Klusterphunk, skin contact Chardonnay — This chardonnay was an ‘orange wine’, or basically a reverse rose: Where a rose is the product of putting red grapes through a white wine process, orange wine is the product of putting white grapes through a red wine process. In this case, whole bunches of grapes were fermented over a fortnight, then put into a basket press with their stalks. The red wine tannins make this wine heavy and chalky. They used only old oak barrels, leaving none of the chewiness from which Chardonnay has earned a divisive reputation. This wine felt delicate and beautiful, the red wine feel pairs wonderfully with the juicy chardonnay.
Pi Oui, Pinot Noir — From one of Yoko and Andries’ own managed vineyards, named ‘slim pickings’ after its very first vintage was decimated by crows. They call this wine their labour of love, and having spent four days hand plucking grapes off stems in order to fill a barrel with entirely unsquished, perfect grapes, they are certainly correct on the ‘labour’ part. This wine was an absolute crowd favourite, not too sweet, but bright and savoury and complex.
Schadenfreud, Shiraz — In the early days of Brave New Wine Yoko and Andries’ had access to a vineyard producing amazing fruit, but which was being used by it’s owner to make a reasonably unimpressive budget wine. The couple used this fruit to make their much lauded shiraz, and so earned the name ‘schadenfreud’ as a bit of a taunt. They now use grapes from a similarly located vineyard. This wine was the most familiar, it tasted dark, slightly wild, and delicate.

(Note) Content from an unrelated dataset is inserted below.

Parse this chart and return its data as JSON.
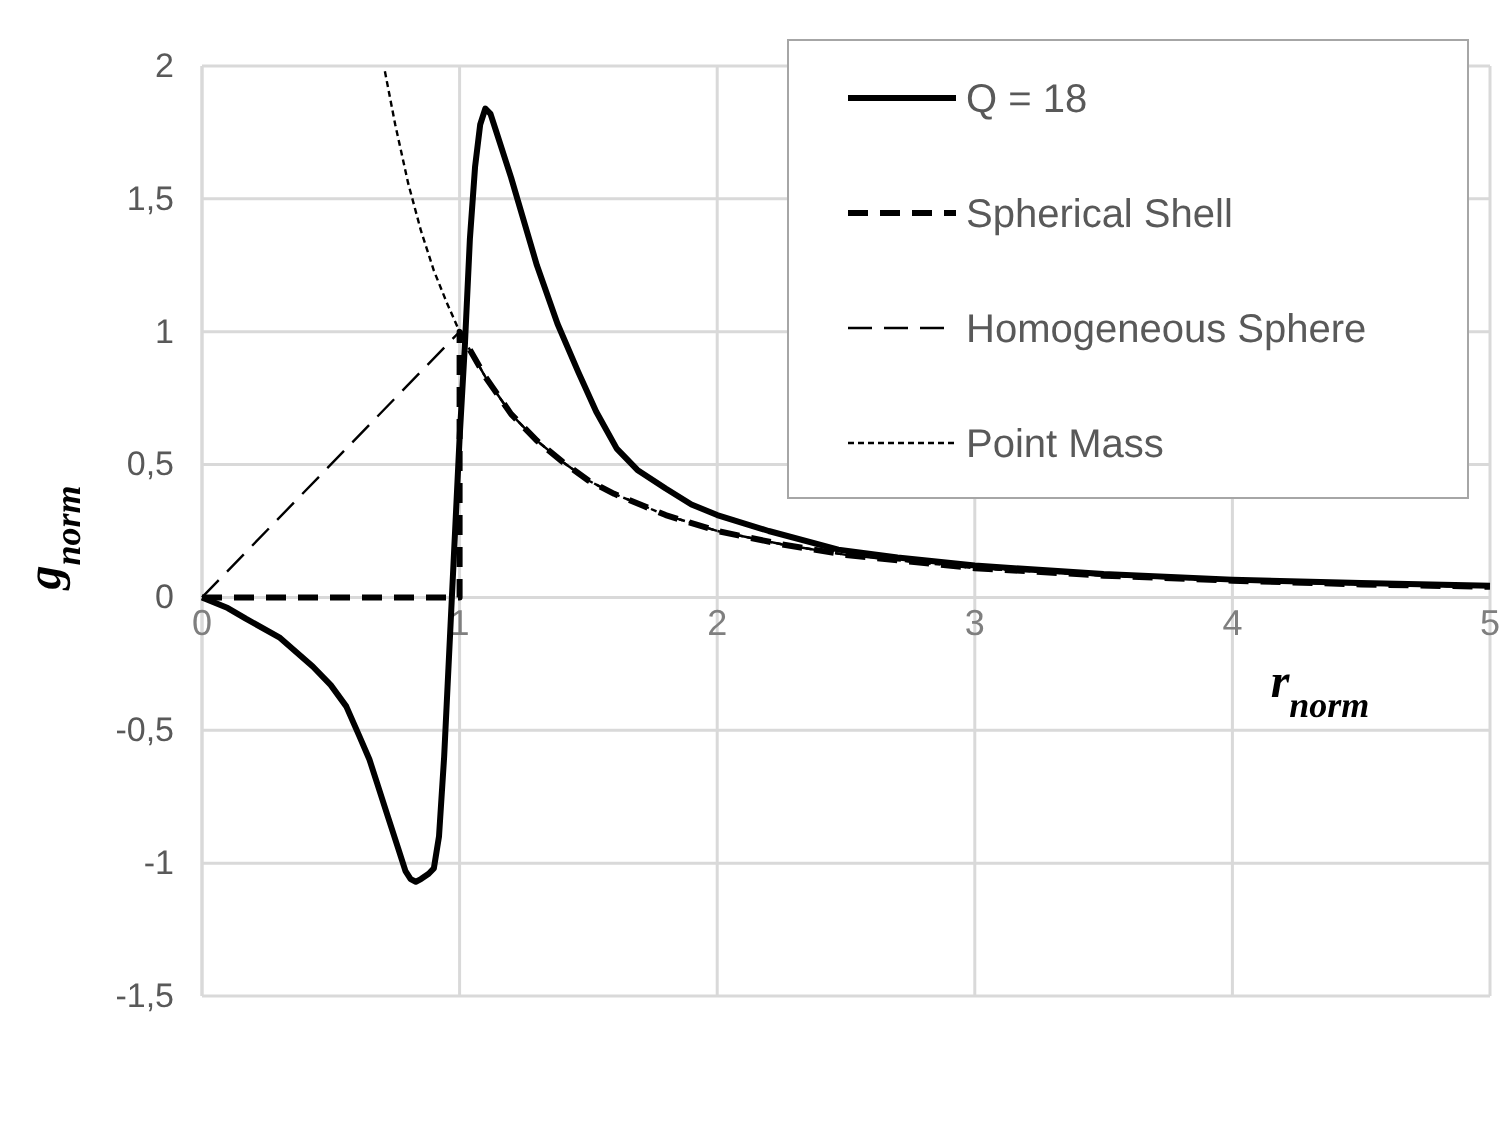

Wonderland, Botanical Riesling — Whilst the addition of native botanicals technically disqualifies this as a ‘wine’ this botanical riesling was like a gin martini in wine form. It felt like it was still lightly sparkling, although that may have been from the acidity. It felt incredibly ripe, bright and busy.
Grape To Glass
This Grape To Glass event was held at The Flour Factory on Queen Street in the Perth CBD. Afterwards the Flour Factory chef offered a paired degustation dinner, and Brave New Wine was made available by the glass and bottle. Their upstairs event space made for a lovely, intimate setting from which to taste and discuss these wonderful new wines.
We tried four great 75ml samples showing a range of Brave New Wine wines. After a brief introduction of themselves and their wine making, Yoko and Andries introduced each wine in what ranged from anecdotes and stories to intricate and interesting descriptions of their winemaking techniques and processes. We met plenty of lovely wine fans over the night, some die hard Brave New Wine followers, and some adventurous drinkers who just wanted to see what it was all about. The wines all showed up wonderfully in Riedel glasses, which we were invited to take home, and we may have gorged ourselves a little as The Flour Factory’s delightful staff came by with beautiful cheeses and snacks.